The big dates associated with Windows Server 2003

The first thing you should know is when the End of Life will commence for Windows Server 2003. You can find more about Microsoft’s product support lifecycle information on your own or simply see these dates:

  • Mainstream Support for Windows Server 2003 family ended on July 13, 2010.
  • Extended Support for Windows Server 2003 family will end on July 14, 2015.

Migration is not going to be easy

You might think that there’s undue fuss placed on the End of Life for Windows Server 2003 as everyone should just migrate to a newer version of Windows Server and stop complaining. But you are wrong. Migration is not going to be easy, especially when it comes to custom and third-party applications which have been in place since 2003. IT professionals have also been warned that some code cannot be migrated despite their best efforts and have to be rewritten.

What if you decide not to migrate from Windows Server 2003?

For Windows Server 2003, End of Life will mean that you will be facing issues if you decide not to migrate from it. What we are saying is that:

  • Non compliance: If you continue to operate Windows Server 2003 after July 14, you will be faring badly under the HIPAA, SOX and PCI perspective as this constitute non compliance, since your datacenter will be considered running non-supported platforms.
  • No more updates: Microsoft will no longer provide patches to address bugs. The resulting impact is that hackers and malicious individuals will start to exploit the loopholes in the code and potentially compromise your network.
  • Bigger expenditure on maintenance: It is estimated that Windows Server 2003 systems will cost at least $1500 per server on maintenance each year due to the issues such as third party application support cessation and increased cost from Legacy system maintenance.

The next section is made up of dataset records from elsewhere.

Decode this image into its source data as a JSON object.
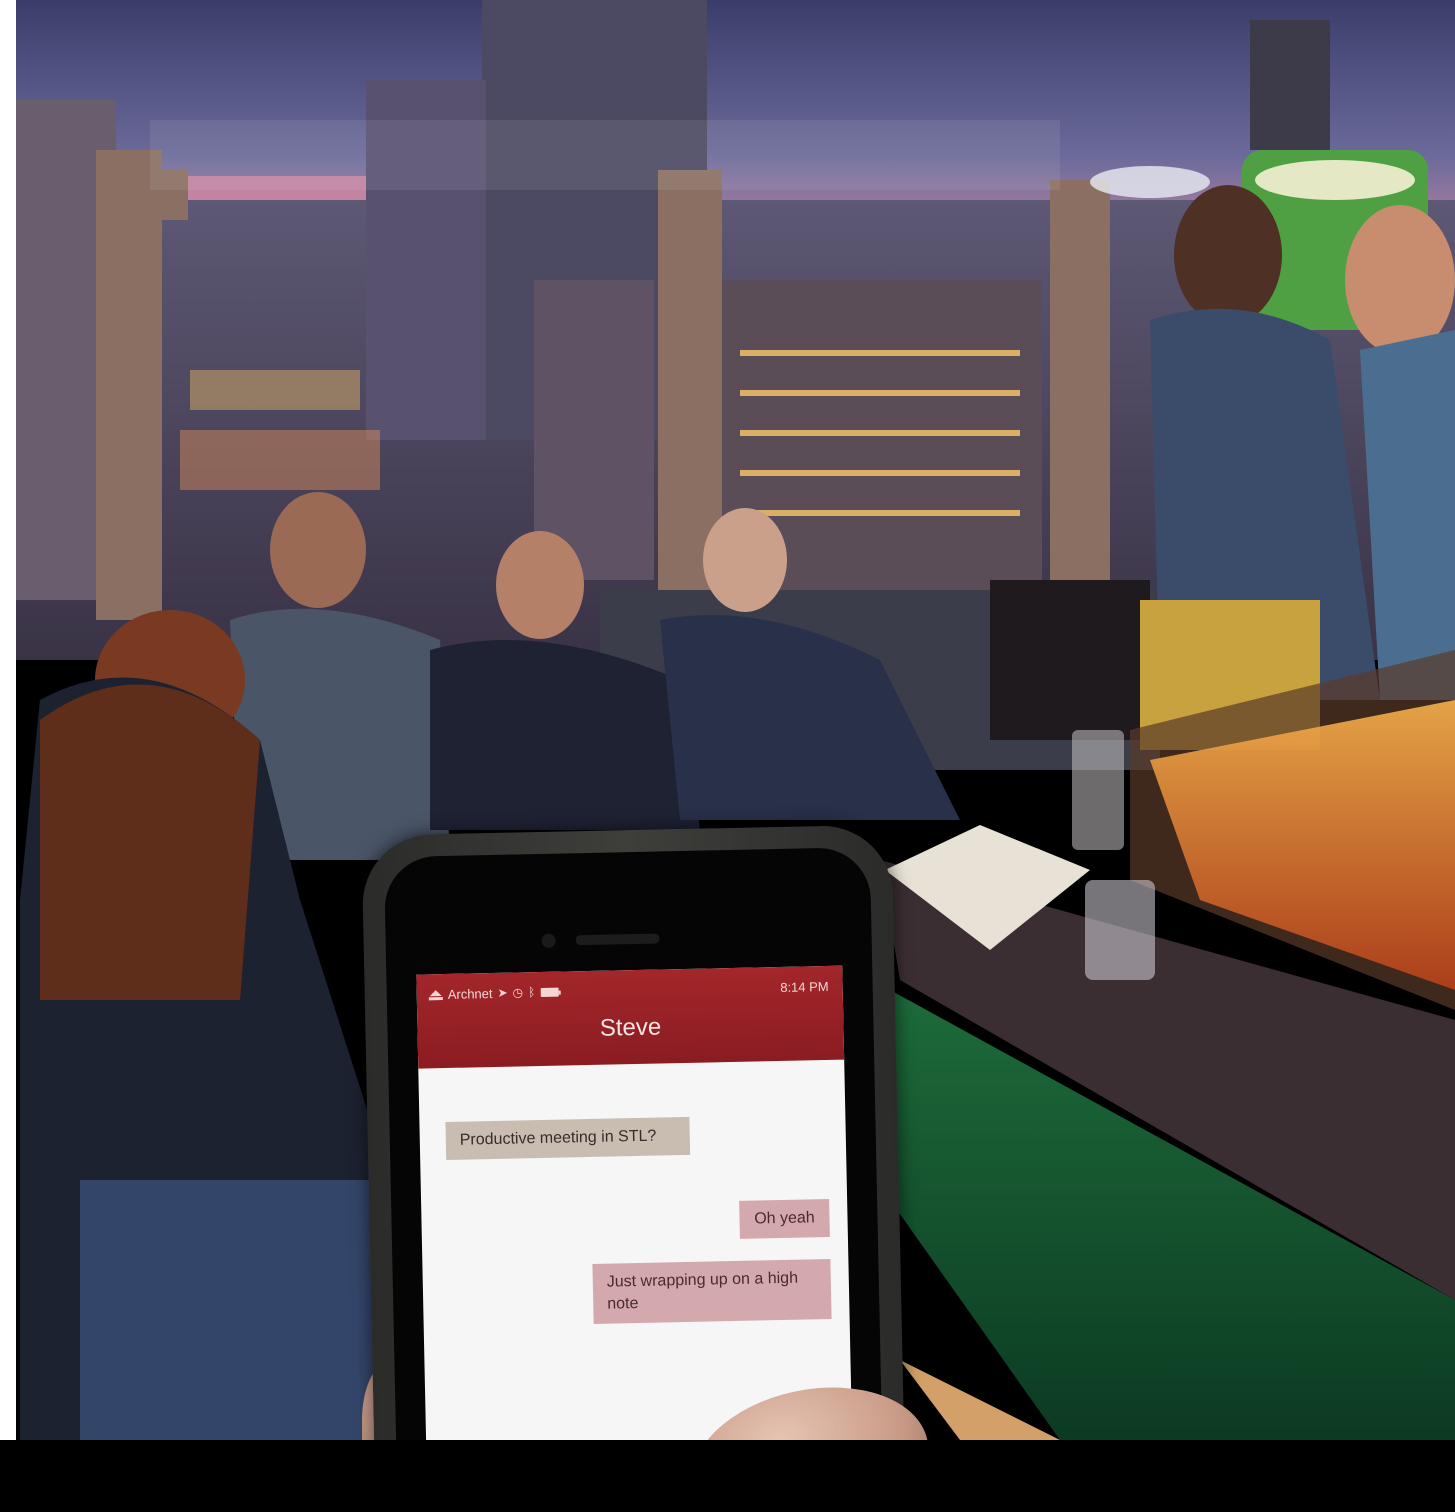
{
  "phone": {
    "status_bar": {
      "carrier": "Archnet",
      "time": "8:14 PM"
    },
    "conversation": {
      "contact_name": "Steve",
      "messages": [
        {
          "direction": "incoming",
          "text": "Productive meeting in STL?"
        },
        {
          "direction": "outgoing",
          "text": "Oh yeah"
        },
        {
          "direction": "outgoing",
          "text": "Just wrapping up on a high note"
        }
      ]
    }
  },
  "colors": {
    "header": "#8a1c22",
    "incoming_bubble": "#c9bdb2",
    "outgoing_bubble": "#d4a9ae"
  }
}
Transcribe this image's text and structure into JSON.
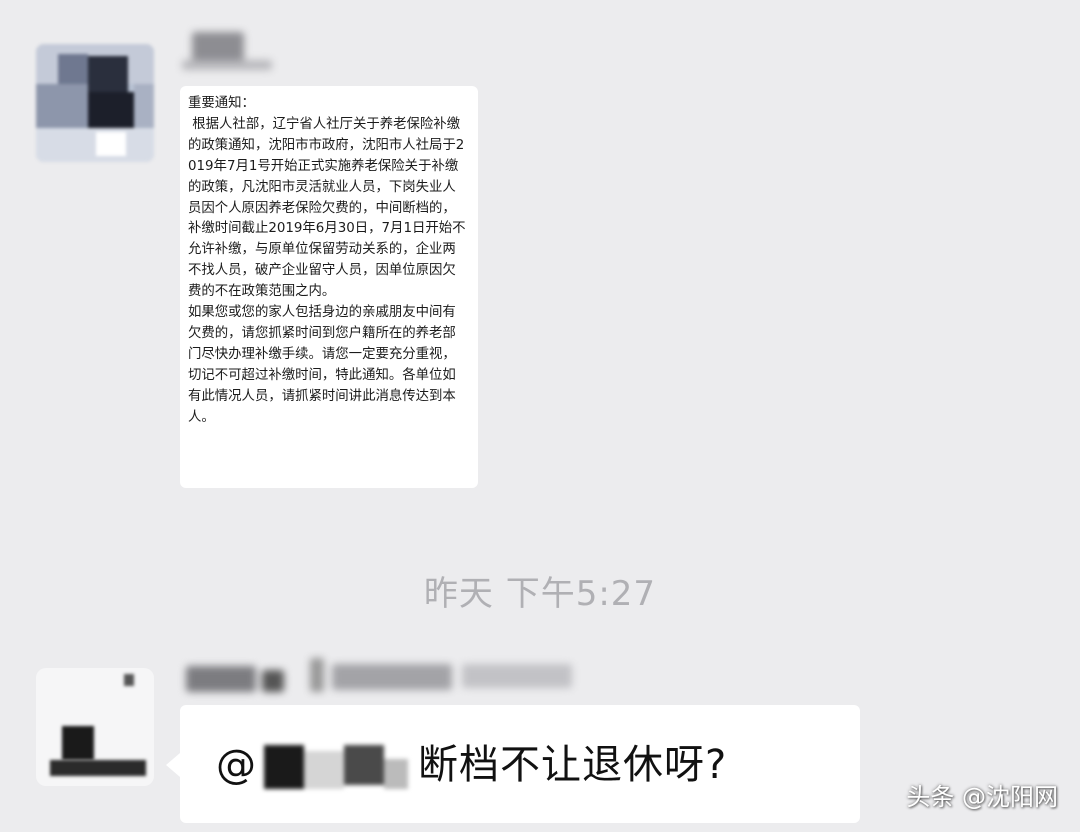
{
  "messages": [
    {
      "text": "重要通知：\n 根据人社部，辽宁省人社厅关于养老保险补缴的政策通知，沈阳市市政府，沈阳市人社局于2019年7月1号开始正式实施养老保险关于补缴的政策，凡沈阳市灵活就业人员，下岗失业人员因个人原因养老保险欠费的，中间断档的，补缴时间截止2019年6月30日，7月1日开始不允许补缴，与原单位保留劳动关系的，企业两不找人员，破产企业留守人员，因单位原因欠费的不在政策范围之内。\n如果您或您的家人包括身边的亲戚朋友中间有欠费的，请您抓紧时间到您户籍所在的养老部门尽快办理补缴手续。请您一定要充分重视，切记不可超过补缴时间，特此通知。各单位如有此情况人员，请抓紧时间讲此消息传达到本人。"
    },
    {
      "mention_prefix": "@",
      "text": "断档不让退休呀?"
    }
  ],
  "timestamp": "昨天 下午5:27",
  "watermark": "头条 @沈阳网"
}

This is a good time to rethink your system architecture

For those who are more positive, you can take the Windows Server 2003 End of Life as a good time to shape up your system architecture. For example, you can now try a new combination that includes moving to a virtual Windows Server and another physical Window Server. You can also use cloud services via Microsoft Office 365 and Microsoft Azure with the help of an IT support company.

Regardless of what you choose, we advise you to upgrade to the newest version of everything (for instance, Windows Server 2012 R2 should be chosen instead of Windows Server 2008 RS) so that you do not have to face another End of Life headache too soon.